The above picture is a lithograph of a dinner celebrating the life and celebrity of Washington Irving. While I have interesting in the first Knickerbocker, he’s not the purpose of this post. Instead, look at the style of the banquet hall – long tables, shaped like the interior Hogwart’s dining hall. The picture gives a good indication on how the upper class ate in social engagements.
But, as with all banquets, these are the exceptions to every day eating, not the rule. So what was the food culture of the era of 1825-1863? Let’s set aside Delmonico’s, the first name often brought up when talking about eating in that era. Delmonico’s should be noted, but again, they are the exception, not the rule. The idea of “restaurants” had yet to take off in Gotham.

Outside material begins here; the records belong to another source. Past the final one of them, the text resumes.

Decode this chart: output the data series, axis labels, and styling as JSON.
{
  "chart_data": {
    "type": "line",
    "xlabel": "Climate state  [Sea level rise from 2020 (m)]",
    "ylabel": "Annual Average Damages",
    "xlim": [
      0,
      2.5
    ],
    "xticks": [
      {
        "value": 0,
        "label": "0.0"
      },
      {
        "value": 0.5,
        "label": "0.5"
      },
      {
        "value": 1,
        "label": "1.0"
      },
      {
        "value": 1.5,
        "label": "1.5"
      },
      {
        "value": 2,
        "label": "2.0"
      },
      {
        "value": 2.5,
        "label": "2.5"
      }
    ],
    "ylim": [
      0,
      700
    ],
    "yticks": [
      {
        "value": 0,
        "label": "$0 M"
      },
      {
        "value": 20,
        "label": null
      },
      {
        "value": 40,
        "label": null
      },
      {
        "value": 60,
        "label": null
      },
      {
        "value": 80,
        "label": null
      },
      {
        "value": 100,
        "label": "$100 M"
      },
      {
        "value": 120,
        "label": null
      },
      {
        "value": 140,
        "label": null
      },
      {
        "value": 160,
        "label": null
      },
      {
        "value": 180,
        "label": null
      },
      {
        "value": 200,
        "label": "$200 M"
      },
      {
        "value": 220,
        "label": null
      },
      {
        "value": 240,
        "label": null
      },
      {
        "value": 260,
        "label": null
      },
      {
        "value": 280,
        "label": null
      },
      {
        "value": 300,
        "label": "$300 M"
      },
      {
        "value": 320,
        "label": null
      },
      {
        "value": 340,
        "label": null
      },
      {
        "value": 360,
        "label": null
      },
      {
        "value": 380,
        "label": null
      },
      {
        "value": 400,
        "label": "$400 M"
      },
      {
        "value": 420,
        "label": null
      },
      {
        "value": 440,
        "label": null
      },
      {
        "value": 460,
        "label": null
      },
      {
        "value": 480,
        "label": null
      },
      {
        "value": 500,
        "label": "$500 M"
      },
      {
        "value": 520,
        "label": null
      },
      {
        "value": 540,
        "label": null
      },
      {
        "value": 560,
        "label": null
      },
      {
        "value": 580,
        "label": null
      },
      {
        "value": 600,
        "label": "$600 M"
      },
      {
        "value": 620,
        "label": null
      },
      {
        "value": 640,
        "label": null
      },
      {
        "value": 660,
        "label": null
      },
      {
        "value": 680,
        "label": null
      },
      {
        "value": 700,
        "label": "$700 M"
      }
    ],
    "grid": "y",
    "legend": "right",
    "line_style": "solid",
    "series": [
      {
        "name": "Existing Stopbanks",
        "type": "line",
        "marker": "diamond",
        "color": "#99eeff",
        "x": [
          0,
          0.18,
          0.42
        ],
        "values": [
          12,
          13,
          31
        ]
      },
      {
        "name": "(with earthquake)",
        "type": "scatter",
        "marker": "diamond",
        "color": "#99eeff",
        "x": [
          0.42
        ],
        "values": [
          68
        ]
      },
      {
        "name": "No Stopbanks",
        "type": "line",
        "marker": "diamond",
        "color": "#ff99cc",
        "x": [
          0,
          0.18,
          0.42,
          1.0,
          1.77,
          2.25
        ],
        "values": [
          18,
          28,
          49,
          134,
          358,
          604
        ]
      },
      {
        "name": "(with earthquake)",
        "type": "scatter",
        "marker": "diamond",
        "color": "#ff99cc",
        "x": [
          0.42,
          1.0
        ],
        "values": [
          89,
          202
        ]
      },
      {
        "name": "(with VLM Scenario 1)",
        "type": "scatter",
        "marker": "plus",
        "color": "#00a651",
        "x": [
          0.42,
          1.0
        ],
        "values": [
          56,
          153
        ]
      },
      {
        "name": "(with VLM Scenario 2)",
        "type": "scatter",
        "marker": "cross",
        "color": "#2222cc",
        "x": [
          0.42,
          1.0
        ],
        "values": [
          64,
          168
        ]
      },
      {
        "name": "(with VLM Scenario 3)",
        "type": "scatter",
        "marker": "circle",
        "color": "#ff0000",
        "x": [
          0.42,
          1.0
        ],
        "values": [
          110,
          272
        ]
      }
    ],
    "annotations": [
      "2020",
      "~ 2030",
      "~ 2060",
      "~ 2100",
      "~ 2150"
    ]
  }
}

The first thing we have to remember was that New York City, more than another other city on the planet at that time, was designed as a financial center. The first way this manifested itself was through shipping, which meant merchants, which meant people buying and selling cargo. This also meant that the city attracted business men. It has been reported that on any given day in New York City during this era, one should add an additional 60,000 people to its citizenry, all temporary residents who stayed an average of three days. This people had to be fed somehow, and the primary way was through the hotels and boarding houses where they stayed. Those who put up these boarders were expected, through etiquette and tradition, to feed those who stayed with them. Hotels were expensive, and often had their meals reflect that status. Boardinghouses were middling to cheap, and the food served at these places were famously poor.
Other places where people could eat included the chophouses I mentioned yesterday, with some of these evolving into eating houses that sat next to or near the various playhouses and theaters that were popping up throughout New York City, including a place called Windust’s that sat next to the Park Theater in 1824. The idea of catching a dinner and a show, has its roots way before the idea of “Broadway” could even be fathomed.

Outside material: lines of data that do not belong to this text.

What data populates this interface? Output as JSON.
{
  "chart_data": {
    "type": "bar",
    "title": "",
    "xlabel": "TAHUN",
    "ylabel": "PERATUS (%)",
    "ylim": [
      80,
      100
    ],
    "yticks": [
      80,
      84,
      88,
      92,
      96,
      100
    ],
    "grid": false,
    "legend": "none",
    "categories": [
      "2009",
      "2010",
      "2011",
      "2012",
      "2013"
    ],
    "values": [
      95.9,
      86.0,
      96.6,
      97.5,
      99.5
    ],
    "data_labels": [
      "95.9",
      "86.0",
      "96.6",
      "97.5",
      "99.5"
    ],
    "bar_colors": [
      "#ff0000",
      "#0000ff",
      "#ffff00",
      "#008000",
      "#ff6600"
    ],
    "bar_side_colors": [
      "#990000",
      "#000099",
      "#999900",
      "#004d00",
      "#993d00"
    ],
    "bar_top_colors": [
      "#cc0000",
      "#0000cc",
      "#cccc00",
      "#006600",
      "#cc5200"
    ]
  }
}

Also around the theaters, and peppered throughout the city were the bakeries who provided the daily bread and pastry fix, to the confectioners, now far removed from their apothecarial past. Then there were the taverns, where drinking was the primary order of the day, and food was provided to keep people drinking. Coffee houses had similar a similar outlook, with the intent of keeping people on site as long as New Yorkers could bear.
And for those who had less money to spend, or no time to get home during the work day, food peddlers provided cheap food directl, calling out their wares which included everything from oysters and clams, to baked beans, strawberries and mint, hot yams, and corn on the cob peddled by the hot-corn girls.
All of this was in place by the time Delmonico’s arrived on the scene, and changed the landscape of the New York Dining scene. But, I’m getting just a bit ahead of myself.